O que vou lhes discorrer nas linhas abaixo ocorreu quando eu tinha apenas 5 anos de idade, lá pelos idos de 1960, na cidade de Niterói, no bairro chamado Engenhoca. Nessa época não existia TV, nem margarina, e tampouco o plástico. Minha principal diversão à noite era, junto com o meu pai, ouvir o nosso rádio à válvula. Nessa época nem se sonhava em FM, era tudo AM mesmo, e olhe lá. Em uma dessas noites eu estava ouvindo o noticiário com o meu pai e, coincidentemente, o radialista estava comentando sobre a forte chuva que tinha ocorrido no Rio de Janeiro, uns dias atrás, ocasionando muitos estragos e vítimas. Para vocês verem que esse problema já não é de hoje, e que se o nosso governo não conseguiu resolvê-lo até agora, então ele não vai conseguir resolver nunca. O radialista se referiu a essas vítimas utilizando a palavra "flagelados". Era a primeira vez que eu estava ouvindo essa palavra. Fiquei curioso e muito intrigado com aquilo. Aí, então, eu perguntei ao meu pai: Por que ele falou "flagelados", e não "favelados"? Já que, como todos nós sabemos — até as crianças daquela época , as vítimas das enchentes, implicitamente, sempre são os "favelados". Aí o meu pai me explicou: Filhinho, flagelados são pessoas que sofreram um flagelo, ou seja, uma calamidade. Eu fiquei com aquilo na cabeça e superfeliz por ter aprendido mais uma palavra nova.

E eis que na escola dominical na manhã do domingo seguinte, no final da nossa aula com a professora, a mesma me chamou para fazer uma oração em voz alta para o restante do grupo, como já era de praxe algum de nós fazer. No final da minha oração eu me referi ao meu pesar em relação às vítimas daquelas enchentes, dos últimos dias, dizendo assim: Oh, Senhor! Abençõe e proteja os flagelados das enchentes!

Imagina só: uma criança de 5 anos, naquela época, dizer uma coisa assim publicamente, e supostamente de improviso. Digo supostamente porque a minha cabecinha matreira já vinha arquitetando todo o plano desde alguns dias antes.

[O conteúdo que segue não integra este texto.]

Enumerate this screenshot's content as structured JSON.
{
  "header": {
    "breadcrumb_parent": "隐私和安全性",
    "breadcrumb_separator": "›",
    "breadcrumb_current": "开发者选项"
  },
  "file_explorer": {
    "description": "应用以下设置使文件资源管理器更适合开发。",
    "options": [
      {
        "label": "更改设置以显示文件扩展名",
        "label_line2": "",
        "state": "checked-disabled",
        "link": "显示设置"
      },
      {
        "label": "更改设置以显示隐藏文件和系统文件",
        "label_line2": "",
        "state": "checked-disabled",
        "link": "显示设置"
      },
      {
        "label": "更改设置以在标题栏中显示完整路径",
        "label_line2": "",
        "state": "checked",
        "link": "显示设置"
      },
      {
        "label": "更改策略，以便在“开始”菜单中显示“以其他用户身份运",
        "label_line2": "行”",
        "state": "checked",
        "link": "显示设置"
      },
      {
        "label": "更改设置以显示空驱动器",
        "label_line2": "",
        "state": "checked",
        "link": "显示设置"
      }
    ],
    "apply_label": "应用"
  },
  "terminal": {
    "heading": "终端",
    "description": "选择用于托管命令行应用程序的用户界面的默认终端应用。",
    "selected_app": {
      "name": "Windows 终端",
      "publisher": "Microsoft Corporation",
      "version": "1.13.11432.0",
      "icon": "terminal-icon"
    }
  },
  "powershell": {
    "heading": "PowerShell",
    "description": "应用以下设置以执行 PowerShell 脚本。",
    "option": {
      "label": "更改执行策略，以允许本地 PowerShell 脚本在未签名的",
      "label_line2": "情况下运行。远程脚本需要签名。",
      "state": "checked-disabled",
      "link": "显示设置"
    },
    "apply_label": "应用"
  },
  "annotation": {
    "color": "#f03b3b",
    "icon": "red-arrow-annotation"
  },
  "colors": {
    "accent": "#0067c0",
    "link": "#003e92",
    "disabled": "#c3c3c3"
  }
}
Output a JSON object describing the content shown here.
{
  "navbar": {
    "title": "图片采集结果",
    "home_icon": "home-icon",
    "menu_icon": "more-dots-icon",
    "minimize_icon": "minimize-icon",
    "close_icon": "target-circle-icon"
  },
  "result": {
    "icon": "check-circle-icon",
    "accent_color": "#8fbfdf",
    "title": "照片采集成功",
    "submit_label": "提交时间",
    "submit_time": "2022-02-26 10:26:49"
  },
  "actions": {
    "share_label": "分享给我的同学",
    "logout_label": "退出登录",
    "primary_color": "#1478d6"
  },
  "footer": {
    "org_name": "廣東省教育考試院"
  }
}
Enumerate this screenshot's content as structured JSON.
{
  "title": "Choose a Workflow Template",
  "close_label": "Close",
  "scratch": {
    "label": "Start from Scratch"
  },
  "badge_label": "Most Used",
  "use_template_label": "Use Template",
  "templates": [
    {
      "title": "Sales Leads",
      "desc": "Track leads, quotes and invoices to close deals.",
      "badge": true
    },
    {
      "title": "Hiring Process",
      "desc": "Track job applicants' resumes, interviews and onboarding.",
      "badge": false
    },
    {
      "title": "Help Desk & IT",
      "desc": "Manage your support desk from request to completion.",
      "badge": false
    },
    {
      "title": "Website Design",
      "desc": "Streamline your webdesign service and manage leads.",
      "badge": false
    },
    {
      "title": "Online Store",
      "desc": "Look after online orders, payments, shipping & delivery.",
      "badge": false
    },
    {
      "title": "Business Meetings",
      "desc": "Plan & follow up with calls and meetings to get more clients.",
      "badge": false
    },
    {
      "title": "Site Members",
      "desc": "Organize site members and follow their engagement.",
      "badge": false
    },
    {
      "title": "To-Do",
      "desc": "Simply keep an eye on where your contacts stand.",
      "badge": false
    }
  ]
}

Eu fiquei torcendo para a professora me chamar para fazer a oração, pois aí eu iria poder falar a minha palavra nova quase num brado retumbante. Eu passei aquela aula toda só prestando atenção à professorinha; aos seu gestos, seus movimentos, estudando-a. Quando terminou a aula e sentindo que a professora iria começar a escolher quem faria a oração, e enquanto o seu olhar iniciava a sua trajetória de varredura pela sala à procura de um oradorzinho entre nós, eu erigi bem o meu corpo, espevitei-me e fiz uma carinha de confiante; lancei o meu olhar sobre o dela e o segui até conseguir capturá-lo. O que foi feito com bastante propriedade, pois o olhar dela logo se rendeu ao meu, sem muita resistência. Assim, ela acabou me chamando para orar como eu queria e como eu havia idealizado. Portanto, eu fiz tudo de propósito mesmo, após muito planejar, pois eu sabia que eu iria me alegrar muito ao ver a cara de espantada da professora.

As outras crianças não eram o foco dessa brincadeira, porque para elas eu sabia que o som daquela palavra nova iria entrar por um ouvido e sair pelo outro sem que houvesse qualquer entendimento, e que eu também não iria conseguir nem suscitar nelas uma dúvida de significado a ser perguntado posteriormente aos seus próprios pais.

Ao terminar a minha oração com o costumeiro "Amém", impavidamente sem sair do meu lugar, eu rápida, sorrateira e dissimuladamente abri os meus olhos e olhei para ela novamente, com uma carinha de anjinho safado e inteligente, e ao mesmo tempo eu morria de rir por dentro, extasiado de felicidade, por ter conseguido o meu intento, ao observar com sutileza que a professora olhava direto para mim: paralisada, estupefata, embasbacada e com os olhos bem arregalados.

A partir de então eu passei a ter uma noção mais clara do poder das palavras. Essa foi a minha primeira grande e emocionante experiência com elas e os seus efeitos.

Eu sei que nesse episódio eu não fui nada politicamente correto ao utilizar uma tragédia do meu povo já bem conhecida, ou seja, as eternas enchentes — e põe eterna nisso —, para servir como um atalho para eu poder curtir com a cara de uma pessoa adulta. Mas eu era muito pequeno, e não tinha o menor discernimento para entender isso. Portanto, não queiram me recriminar por causa disso, pois eu era apenas uma criança "inocente", como vocês podem ver.